Hinson wanted to join the theater “family.”

“My friends that have been involved with theater have always told me about how close all of the actors become throughout the show, and I thought that would be a positive experience,” Hinson said. “I also struggle with public speaking, so I wanted to use the show to my advantage by making me more comfortable in front of crowds.”

When she first read through the script, Hinson said she started laughing hysterically.

“The show has some amazing and deep moments, but it’s based around real-life humor,” she said. “The first time I saw my peers make the script come to life, I was so amazed because they were chosen so perfectly for the roles, and they made the show feel so real. The show has breathtaking meaning, but also takes lighthearted humor to a whole new level.”

“I thought that this show was going to be something totally different from anything the high school has ever done,” Boerboom said.

Throughout the course of the evening 35 different characters visit the museum and interact with the artworks, the museum guards and each other, Smith said.

“As a result, the play explores the many different ways that we interact with art and the ways that art speaks to us or seems silly and bizarre,” he said. “Every piece of art in the exhibit is a ridiculous laughable joke to some characters and deeply meaningful to others. It is a quirky comedy that is very funny in several moments and quiet and thought-provoking in others.”

Hinson plays four of those 35 characters throughout the show. First is Maggie Snow, who Hinson describes as a “confused, lost and sassy woman.”

“My second character is Barbara Castle,” she said. “She is a stuck-up and fashionable woman that is only at the museum to get her name out there and to be seen. My third character is Harriet and she is a woman that doesn’t understand the artworks at all, nor does she understand that you’re supposed to be quiet and respectful in a museum.” Hinson also plays the voice of a mute and deaf mother of one of the artists that has artwork on display during the show.

Bock also gets to play a few characters as well. One is Barbara Zimmer, who comes into the museum with her best friend, also named Barbara.

“These young ladies couldn’t care less about the artworks in the museum, they really just go to the museum to be seen,” Bock said “The Barbaras are basically clones of each other. They are best friends but enemies at the same time, and everything they do is a competition. Playing Barbara Zimmer has been very fun because she is extremely over the top and dramatic.”

Bock also plays May, a college-age girl, who is disruptive at the museum with a couple of her friends, and Mrs. Moe, who is in the final scene of the show. Both Mrs. Moe and her husband are deaf and mute.

“An interesting aspect of playing this character has been having to learn sign language,” Bock said about portraying Mrs. Moe. “I talk to Mr. Moe (played by Jack Pedersen) through sign language while two other cast members say our lines out loud so audience members will know what we are saying.”

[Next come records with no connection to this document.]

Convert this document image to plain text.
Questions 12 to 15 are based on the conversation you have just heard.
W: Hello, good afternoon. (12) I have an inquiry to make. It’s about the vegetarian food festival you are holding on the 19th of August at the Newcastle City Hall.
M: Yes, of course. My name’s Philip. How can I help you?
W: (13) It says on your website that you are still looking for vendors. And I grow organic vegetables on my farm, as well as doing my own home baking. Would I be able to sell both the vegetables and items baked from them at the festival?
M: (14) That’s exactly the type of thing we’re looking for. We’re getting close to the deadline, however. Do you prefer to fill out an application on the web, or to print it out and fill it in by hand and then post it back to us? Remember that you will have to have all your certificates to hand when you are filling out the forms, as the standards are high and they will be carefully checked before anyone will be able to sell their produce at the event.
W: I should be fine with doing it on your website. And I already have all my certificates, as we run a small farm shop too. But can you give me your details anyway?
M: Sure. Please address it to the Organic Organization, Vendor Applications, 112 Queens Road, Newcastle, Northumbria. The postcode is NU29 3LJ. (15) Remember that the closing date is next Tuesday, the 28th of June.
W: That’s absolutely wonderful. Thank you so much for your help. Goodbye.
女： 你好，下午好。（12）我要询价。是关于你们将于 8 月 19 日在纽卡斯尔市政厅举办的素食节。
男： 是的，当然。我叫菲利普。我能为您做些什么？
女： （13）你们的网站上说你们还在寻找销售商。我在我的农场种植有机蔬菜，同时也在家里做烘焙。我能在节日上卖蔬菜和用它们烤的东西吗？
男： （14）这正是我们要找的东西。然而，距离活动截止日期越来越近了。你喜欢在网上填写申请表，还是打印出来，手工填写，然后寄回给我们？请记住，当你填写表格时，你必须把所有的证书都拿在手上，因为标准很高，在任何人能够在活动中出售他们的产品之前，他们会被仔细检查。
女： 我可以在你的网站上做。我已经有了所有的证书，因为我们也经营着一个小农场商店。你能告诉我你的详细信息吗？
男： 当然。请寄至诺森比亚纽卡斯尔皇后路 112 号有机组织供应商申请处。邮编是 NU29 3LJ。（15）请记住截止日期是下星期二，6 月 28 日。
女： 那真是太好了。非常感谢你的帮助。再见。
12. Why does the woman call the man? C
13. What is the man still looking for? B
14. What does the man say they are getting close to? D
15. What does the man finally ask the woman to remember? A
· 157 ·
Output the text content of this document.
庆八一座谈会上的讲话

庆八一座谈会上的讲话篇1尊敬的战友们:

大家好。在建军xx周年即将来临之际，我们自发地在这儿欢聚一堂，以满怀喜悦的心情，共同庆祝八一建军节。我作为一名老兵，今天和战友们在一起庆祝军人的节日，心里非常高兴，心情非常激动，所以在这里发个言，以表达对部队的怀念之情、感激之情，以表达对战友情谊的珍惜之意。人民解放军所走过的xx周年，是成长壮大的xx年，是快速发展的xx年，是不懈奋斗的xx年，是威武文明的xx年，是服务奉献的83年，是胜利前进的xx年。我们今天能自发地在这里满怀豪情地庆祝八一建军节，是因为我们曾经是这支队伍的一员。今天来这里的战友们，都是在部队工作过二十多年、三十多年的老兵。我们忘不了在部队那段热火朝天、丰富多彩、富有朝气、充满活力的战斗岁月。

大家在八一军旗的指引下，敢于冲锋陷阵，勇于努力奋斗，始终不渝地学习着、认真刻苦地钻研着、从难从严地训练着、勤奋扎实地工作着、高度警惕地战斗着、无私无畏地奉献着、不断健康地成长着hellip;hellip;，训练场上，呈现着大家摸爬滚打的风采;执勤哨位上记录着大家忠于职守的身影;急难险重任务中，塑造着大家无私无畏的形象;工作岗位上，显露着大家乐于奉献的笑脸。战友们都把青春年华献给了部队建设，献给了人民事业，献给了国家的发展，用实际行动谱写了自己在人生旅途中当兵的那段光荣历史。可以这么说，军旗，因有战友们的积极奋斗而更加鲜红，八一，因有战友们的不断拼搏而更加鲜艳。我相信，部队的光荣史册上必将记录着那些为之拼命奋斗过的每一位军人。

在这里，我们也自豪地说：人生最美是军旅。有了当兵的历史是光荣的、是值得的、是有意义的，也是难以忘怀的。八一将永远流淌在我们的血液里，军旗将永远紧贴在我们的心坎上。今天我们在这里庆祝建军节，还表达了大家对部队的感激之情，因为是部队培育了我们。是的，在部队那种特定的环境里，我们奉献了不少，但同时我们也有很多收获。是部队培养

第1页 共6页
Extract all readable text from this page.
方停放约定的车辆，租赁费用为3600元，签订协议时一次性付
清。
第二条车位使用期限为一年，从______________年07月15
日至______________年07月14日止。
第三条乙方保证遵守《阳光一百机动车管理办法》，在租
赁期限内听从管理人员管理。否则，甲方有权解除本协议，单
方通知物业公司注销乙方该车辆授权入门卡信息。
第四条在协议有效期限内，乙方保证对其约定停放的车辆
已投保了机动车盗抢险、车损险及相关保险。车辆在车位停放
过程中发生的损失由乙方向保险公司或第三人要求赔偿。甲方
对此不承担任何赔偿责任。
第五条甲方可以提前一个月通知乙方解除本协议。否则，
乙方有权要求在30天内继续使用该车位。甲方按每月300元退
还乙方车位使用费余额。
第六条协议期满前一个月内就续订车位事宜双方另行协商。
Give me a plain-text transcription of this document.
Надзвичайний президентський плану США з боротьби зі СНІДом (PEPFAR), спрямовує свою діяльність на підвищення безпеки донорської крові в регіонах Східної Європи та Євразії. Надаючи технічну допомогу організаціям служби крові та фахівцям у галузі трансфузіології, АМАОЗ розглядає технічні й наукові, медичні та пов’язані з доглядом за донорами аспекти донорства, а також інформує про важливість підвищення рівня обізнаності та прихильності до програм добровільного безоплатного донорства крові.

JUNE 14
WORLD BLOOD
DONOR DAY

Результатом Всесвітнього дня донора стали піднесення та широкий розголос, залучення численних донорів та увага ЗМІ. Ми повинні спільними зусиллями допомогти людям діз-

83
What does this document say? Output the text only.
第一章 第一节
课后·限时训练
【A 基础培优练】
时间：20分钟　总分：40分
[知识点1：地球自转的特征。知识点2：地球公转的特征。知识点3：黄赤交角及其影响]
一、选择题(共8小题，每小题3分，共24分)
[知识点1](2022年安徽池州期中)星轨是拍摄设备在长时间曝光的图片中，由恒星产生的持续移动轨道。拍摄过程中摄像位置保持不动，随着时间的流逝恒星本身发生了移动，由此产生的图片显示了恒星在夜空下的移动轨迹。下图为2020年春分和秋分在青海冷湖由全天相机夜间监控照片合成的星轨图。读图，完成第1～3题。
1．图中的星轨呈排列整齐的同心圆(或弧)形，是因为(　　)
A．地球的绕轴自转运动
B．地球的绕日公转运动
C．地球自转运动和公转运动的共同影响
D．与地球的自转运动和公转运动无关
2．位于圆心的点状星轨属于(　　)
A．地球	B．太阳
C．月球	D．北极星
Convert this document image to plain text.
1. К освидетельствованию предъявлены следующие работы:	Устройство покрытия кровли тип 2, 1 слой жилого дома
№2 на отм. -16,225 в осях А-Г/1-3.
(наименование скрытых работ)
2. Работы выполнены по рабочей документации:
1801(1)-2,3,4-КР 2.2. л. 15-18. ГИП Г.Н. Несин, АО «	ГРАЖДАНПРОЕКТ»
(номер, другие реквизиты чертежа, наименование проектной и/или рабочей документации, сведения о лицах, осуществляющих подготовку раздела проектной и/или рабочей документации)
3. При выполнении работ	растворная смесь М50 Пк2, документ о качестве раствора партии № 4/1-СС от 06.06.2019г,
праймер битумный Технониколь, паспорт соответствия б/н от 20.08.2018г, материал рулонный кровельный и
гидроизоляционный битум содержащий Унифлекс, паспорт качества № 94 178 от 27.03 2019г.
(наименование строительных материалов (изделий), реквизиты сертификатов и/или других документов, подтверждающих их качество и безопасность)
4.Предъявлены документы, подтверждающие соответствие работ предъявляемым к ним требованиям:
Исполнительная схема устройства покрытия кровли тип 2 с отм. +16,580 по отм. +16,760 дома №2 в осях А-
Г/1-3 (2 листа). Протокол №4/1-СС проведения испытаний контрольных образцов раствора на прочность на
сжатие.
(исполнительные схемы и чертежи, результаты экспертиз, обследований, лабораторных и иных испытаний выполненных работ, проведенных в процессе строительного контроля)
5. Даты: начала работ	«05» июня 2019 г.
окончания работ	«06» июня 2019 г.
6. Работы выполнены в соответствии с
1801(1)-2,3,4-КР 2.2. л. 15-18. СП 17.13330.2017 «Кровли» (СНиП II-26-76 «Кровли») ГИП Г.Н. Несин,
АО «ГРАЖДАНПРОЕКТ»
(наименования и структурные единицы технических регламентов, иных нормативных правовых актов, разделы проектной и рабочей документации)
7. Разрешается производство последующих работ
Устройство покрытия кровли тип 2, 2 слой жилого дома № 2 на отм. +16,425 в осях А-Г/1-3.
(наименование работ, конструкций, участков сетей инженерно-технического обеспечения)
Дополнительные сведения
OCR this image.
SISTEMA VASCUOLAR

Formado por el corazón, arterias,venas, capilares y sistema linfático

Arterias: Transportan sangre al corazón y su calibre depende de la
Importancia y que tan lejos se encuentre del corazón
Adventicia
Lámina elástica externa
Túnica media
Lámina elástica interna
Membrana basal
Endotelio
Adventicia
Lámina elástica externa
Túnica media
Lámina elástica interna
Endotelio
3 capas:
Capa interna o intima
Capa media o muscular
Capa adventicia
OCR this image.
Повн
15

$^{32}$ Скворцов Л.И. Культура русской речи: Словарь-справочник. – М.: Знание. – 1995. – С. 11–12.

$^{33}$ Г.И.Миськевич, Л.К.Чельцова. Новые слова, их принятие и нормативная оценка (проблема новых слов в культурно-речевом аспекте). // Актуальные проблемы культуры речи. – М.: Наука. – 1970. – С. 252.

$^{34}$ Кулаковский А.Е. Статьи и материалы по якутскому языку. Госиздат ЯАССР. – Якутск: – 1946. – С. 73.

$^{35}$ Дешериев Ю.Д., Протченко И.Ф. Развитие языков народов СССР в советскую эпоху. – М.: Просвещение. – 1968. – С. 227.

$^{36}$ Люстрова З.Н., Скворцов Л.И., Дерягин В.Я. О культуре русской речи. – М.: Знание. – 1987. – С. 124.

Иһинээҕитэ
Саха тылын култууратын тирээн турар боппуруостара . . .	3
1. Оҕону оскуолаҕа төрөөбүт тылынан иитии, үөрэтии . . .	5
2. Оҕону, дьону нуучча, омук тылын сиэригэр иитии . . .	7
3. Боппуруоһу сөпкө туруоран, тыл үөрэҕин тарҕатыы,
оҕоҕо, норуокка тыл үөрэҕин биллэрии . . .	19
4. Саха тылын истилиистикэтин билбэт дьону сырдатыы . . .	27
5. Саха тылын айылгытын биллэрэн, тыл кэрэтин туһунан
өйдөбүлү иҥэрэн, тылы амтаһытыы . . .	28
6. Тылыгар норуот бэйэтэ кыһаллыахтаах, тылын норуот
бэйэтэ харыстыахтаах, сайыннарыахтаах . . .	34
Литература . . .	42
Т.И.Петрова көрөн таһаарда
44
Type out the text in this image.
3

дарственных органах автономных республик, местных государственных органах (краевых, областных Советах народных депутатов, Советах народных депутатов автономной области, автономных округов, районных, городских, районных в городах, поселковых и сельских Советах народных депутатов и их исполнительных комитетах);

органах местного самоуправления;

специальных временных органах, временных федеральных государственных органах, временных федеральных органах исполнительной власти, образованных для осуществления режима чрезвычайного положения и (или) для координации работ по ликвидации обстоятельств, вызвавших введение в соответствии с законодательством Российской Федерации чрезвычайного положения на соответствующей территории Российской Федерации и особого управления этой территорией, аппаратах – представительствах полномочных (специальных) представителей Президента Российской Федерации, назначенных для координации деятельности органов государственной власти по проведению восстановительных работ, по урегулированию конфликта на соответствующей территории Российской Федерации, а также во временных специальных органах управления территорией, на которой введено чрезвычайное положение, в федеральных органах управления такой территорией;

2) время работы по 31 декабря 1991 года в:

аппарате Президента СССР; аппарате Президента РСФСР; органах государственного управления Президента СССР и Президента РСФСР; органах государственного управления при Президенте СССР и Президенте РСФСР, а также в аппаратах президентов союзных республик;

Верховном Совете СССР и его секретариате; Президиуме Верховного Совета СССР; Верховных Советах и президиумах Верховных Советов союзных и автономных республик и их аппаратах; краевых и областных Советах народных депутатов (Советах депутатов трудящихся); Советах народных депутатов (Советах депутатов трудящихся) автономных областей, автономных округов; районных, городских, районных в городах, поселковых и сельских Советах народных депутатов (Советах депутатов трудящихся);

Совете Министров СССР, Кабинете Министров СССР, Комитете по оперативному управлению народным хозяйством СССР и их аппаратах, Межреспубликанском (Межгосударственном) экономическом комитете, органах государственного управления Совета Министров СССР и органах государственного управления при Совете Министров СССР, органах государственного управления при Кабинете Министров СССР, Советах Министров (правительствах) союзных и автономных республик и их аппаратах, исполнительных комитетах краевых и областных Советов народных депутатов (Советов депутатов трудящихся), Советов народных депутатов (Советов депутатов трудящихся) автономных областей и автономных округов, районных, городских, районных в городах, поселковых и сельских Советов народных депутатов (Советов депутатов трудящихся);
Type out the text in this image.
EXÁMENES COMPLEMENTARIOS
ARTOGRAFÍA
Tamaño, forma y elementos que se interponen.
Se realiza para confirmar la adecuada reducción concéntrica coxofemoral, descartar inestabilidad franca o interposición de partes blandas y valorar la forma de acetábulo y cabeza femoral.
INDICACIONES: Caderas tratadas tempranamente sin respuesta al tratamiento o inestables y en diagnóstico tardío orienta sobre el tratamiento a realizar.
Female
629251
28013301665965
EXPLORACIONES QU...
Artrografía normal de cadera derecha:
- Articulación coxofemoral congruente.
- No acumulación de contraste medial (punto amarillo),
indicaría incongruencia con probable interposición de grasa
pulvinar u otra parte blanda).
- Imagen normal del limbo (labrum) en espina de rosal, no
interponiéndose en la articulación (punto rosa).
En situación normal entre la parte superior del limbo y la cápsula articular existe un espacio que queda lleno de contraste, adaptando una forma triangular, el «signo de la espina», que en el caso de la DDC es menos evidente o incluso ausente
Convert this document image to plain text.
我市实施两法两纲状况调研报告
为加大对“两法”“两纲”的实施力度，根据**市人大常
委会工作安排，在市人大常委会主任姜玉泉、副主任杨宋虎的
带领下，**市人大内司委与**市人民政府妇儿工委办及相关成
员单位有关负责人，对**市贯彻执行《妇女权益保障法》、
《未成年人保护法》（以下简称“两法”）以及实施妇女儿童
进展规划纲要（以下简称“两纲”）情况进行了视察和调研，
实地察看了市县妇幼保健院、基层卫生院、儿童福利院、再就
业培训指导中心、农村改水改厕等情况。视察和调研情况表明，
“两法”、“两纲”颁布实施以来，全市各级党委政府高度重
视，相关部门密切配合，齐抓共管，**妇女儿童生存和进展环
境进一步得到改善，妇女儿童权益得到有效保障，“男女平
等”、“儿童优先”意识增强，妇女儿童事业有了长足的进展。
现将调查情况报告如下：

Boerboom portrays two characters during the show — Mrs. Salt, an elderly woman she describes as a “know-it-all” woman, and Zoe, a 40-year-old woman married to a man named Giorgio.

Smith said the show’s playwright, Tina Howe, is known for writing fast-paced and witty dialogue that is very challenging for high school actors.

“Our students have worked hard to develop character and bring the dialogue to life,” Smith said. “We think that audiences will have a lot of fun with the production — there are a lot of memorable characters and moments.”